Elf Insassen des umstrittenen Gefangenenlagers Guantanamo haben US-Präsident Donald Trump wegen religiöser Diskriminierung angeklagt: Sie würden illegal festgehalten, weil sie Muslime sind, heißt es in der am Donnerstag beim Bundesgericht in Washington eingereichten Klage. In ihrer Begründung beriefen sich die Häftlinge auf islamfeindliche Äußerungen Trumps, unter anderem beim Kurzbotschaftendienst Twitter.

So zitierten sie Bemerkungen des Präsidenten, denen zufolge keiner der Häftlinge jemals freikommen solle. Ähnliche Signale seien auch von Trumps Regierung gekommen - entgegen US-Recht und internationalem Recht. Es handle sich um eine "Demonstration seiner Abneigung" gegen die Guantanamo-Insassen, die alle "im Ausland geborene muslimische Männer" seien, sowie gegen Muslime im Allgemeinen.

Die Klage verweist auch auf Trumps Reaktionen nach größere Anschlägen in den USA in der Vergangenheit. So habe der Präsident kürzlich dazu aufgerufen, "einen Muslim, der mehrere Menschen in New York getötet hatte, nach Guantanamo zu schicken und ihm den verfassungsmäßigen Prozess zu verweigern". Nach Anschlägen von weißen Männern hingegen habe er nie gefordert, den Tätern ein ordentliches Verfahren zu verwehren. Die Äußerungen Trumps bezogen sich auf den Anschlag eines 29-Jährigen, der Ende Oktober einem Kleintransporter im New Yorker Stadtteil Manhattan acht Menschen getötet und zwölf weitere verletzt hatte. Die Dschihadistenmiliz Islamischer Staat reklamierte den Anschlag für sich.

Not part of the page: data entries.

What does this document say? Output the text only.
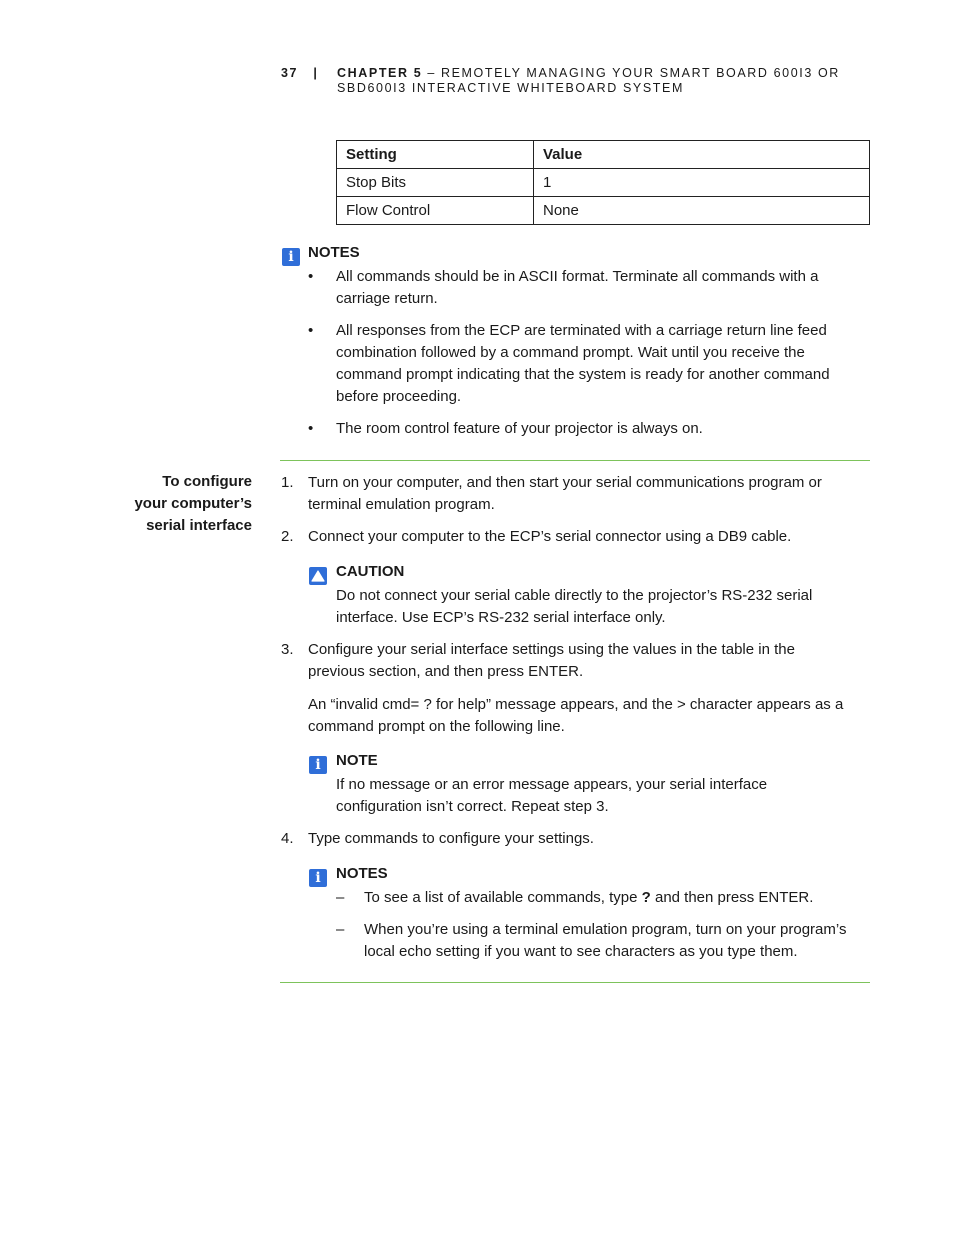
37 | CHAPTER 5 – REMOTELY MANAGING YOUR SMART BOARD 600I3 OR
SBD600I3 INTERACTIVE WHITEBOARD SYSTEM
Setting	Value
Stop Bits	1
Flow Control	None
i NOTES
• All commands should be in ASCII format. Terminate all commands with a carriage return.
• All responses from the ECP are terminated with a carriage return line feed combination followed by a command prompt. Wait until you receive the command prompt indicating that the system is ready for another command before proceeding.
• The room control feature of your projector is always on.
To configure
your computer’s
serial interface
1. Turn on your computer, and then start your serial communications program or terminal emulation program.
2. Connect your computer to the ECP’s serial connector using a DB9 cable.
CAUTION
Do not connect your serial cable directly to the projector’s RS-232 serial interface. Use ECP’s RS-232 serial interface only.
3. Configure your serial interface settings using the values in the table in the previous section, and then press ENTER.
An “invalid cmd= ? for help” message appears, and the > character appears as a command prompt on the following line.
i	NOTE
If no message or an error message appears, your serial interface configuration isn’t correct. Repeat step 3.
4. Type commands to configure your settings.
i	NOTES
– To see a list of available commands, type ? and then press ENTER.
– When you’re using a terminal emulation program, turn on your program’s local echo setting if you want to see characters as you type them.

In der Klage wird zudem das Recht auf unverzügliche Haftprüfung für die Gefangenen eingefordert. Ein Gericht müsse entscheiden, ob die Männer angeklagt oder freigelassen werden.

Die Klage verfolgt eine Strategie, die auch Gegner des Einreisebanns für Menschen aus vorwiegend muslimischen Ländern angewendet hatten. US-Gerichte stoppten dieses Vorhaben Trumps im vergangenes Jahr mehrmals, weil es diskriminierend gewesen seien.

Derzeit sitzen 41 Menschen in dem im Jahr 2002 eingerichteten Gefangenenlager Guantanamo. Die Vorgängerregierung von Präsident Barack Obama wollte deren Status überprüfen lassen oder sie vor ein Militärgerichte stellen. Allerdings ist dies nur selten erfolgt.